Our study has a number of limitations, including a relatively small sample size for the severe ME/CFS group. In addition, the sample consists of college students, so it is unknown if the findings will generalize to other adult samples. Third, the model was only predictive of severe ME/CFS. Finally, it is not known whether the gastrointestinal distress during IM contributes to the subsequent symptoms of ME/CFS, or whether the gastrointestinal distress itself is caused by some other factor. The gastrointestinal distress at baseline and during IM may be indicative of dysbiosis of the gut microbiota, which has been shown to contribute to other chronic inflammatory conditions25-27.
It would be instructive to determine if these same predictors identified those predisposed to severe COVID-19 and/or “long-haul” COVID as well. Youth infected with SARS-CoV-2 do report more symptoms than controls at follow up28, and in a recent study dealing with recovery from COVID, reactivation of latent EBV and SARS-CoV-2 RNAemia were predictors of post-acute sequelae of covid-19 (PASC), and those reporting gastrointestinal PASC, SARS-CoV-2-specific and CMV-specific CD8+ T cells exhibited unique dynamics29.
We had previously found that those who developed ME/CFS following IM did not have any significant baseline differences in stress, coping, anxiety, or depression, but before IM they had several cytokine markers that were significantly different from those who did not develop ME/CFS following IM4. We concluded that deficiencies in the production of these cytokines prior to contracting IM may influence immune response and cause immune dysregulation once the virus is contracted. The current study for the first time attempted to predict onset of ME/CFS using pre-illness and illness data. If validated, these predictors of risk could significantly alter the therapeutic strategies in IM and other triggers of ME/CFS in adults and adolescents. In addition, our work may lead to a reappraisal of the ME/CFS diagnostic criteria to include objective gastrointestinal and/or autonomic criteria for diagnosis.

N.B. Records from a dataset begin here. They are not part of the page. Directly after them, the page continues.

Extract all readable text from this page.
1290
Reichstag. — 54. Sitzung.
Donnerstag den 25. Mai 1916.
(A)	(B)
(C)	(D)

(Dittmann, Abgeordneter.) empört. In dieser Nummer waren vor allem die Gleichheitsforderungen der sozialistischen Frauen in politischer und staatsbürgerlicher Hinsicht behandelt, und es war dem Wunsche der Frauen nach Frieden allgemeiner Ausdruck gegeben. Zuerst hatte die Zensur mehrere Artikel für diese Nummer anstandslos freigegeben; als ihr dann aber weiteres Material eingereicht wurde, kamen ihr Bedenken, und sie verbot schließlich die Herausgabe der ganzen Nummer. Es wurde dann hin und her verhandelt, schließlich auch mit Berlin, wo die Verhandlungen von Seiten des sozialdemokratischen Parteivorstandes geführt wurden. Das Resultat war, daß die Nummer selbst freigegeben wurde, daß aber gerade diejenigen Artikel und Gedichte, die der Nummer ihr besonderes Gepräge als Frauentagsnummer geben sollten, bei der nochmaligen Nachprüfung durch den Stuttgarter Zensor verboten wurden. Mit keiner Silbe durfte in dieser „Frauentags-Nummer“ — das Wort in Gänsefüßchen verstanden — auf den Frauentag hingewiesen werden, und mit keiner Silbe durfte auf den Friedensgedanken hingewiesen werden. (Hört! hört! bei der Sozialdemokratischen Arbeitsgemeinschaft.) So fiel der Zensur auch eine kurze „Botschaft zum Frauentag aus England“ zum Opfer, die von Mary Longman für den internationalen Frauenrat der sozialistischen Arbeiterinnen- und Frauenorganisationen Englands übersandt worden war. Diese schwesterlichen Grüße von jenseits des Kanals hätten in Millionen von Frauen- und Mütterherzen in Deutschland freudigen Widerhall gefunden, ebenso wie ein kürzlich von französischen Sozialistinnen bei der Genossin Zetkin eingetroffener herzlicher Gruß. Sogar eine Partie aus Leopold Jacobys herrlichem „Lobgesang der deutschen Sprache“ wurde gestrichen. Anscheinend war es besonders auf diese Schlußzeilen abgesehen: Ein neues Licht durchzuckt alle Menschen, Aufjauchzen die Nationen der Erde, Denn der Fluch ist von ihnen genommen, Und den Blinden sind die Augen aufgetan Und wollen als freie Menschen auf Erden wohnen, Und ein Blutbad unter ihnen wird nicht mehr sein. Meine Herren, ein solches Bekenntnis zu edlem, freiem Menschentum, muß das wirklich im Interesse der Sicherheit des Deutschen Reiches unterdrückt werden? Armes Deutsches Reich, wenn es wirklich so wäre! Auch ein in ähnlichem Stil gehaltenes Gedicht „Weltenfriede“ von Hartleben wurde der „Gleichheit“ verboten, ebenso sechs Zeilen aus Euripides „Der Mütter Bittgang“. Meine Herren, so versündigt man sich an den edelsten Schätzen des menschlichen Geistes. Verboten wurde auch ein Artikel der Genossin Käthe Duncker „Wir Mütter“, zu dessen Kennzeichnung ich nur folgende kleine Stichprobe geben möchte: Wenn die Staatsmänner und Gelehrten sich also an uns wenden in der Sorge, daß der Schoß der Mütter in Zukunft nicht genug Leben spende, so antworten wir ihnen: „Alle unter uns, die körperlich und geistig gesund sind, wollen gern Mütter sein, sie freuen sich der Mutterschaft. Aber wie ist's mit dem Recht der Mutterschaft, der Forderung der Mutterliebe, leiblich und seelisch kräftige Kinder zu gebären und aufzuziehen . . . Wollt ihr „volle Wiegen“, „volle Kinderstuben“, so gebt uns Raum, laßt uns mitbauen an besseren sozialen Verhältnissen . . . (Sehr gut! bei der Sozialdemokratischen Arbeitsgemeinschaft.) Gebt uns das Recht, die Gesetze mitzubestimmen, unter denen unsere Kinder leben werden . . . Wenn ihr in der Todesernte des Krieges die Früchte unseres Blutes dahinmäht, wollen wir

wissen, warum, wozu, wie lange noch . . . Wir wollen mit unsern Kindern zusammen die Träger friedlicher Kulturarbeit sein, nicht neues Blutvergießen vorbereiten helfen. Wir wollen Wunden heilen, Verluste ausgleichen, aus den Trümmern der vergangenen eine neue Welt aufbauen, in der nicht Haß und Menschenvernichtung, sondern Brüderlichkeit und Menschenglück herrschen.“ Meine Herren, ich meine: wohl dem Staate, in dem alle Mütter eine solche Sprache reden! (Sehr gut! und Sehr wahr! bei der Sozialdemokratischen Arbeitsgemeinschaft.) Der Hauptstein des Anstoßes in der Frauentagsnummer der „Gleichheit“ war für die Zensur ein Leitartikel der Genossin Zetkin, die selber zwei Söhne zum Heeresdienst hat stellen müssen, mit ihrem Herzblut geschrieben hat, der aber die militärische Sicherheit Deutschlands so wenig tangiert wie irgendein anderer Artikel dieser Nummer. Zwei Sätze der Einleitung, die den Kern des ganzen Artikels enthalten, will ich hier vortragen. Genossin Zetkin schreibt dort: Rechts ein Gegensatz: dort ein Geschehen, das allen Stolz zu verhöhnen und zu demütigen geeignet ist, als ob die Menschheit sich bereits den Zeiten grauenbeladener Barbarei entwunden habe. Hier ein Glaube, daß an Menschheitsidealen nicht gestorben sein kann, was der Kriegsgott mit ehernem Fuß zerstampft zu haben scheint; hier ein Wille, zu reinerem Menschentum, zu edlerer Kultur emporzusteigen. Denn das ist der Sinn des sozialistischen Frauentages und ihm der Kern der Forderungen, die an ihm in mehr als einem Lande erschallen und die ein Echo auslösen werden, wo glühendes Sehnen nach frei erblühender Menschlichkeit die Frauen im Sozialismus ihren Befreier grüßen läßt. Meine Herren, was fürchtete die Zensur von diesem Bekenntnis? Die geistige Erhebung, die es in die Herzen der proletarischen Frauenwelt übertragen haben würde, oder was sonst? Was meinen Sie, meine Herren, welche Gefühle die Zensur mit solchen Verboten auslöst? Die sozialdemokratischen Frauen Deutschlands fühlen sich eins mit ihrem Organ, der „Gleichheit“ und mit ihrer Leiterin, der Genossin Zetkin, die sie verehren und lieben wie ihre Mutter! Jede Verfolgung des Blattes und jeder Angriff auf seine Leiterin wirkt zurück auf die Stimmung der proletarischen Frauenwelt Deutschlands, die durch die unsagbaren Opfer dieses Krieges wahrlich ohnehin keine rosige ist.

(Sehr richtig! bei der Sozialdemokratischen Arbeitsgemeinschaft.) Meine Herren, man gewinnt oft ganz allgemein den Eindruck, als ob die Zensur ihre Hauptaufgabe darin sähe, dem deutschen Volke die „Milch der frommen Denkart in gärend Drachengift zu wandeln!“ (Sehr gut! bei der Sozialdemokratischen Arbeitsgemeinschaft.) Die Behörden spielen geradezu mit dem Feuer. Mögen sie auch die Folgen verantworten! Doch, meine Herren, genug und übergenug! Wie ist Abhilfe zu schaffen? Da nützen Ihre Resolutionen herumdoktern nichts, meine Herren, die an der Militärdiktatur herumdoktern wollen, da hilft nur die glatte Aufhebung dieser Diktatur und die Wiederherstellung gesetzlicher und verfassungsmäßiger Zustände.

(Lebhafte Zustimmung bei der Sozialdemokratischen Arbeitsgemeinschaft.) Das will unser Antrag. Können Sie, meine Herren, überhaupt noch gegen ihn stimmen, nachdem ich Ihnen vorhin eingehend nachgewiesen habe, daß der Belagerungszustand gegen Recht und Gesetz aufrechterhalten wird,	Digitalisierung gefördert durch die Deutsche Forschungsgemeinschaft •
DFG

Research reported in this publication was supported by the National Institute of Neurological Disorders and Stroke and the National Institute of Allergy and Infectious Diseases of the National Institutes of Health under Award Numbers R01NS111105 and R01AI10578. The content is solely the responsibility of the authors and does not necessarily represent the official views of the National Institutes of Health.
We thank the Comprehensive Metabolic Core of Northwestern University for excellent technical assistance.
Conflicts of Interest: There are no conflicts of interest.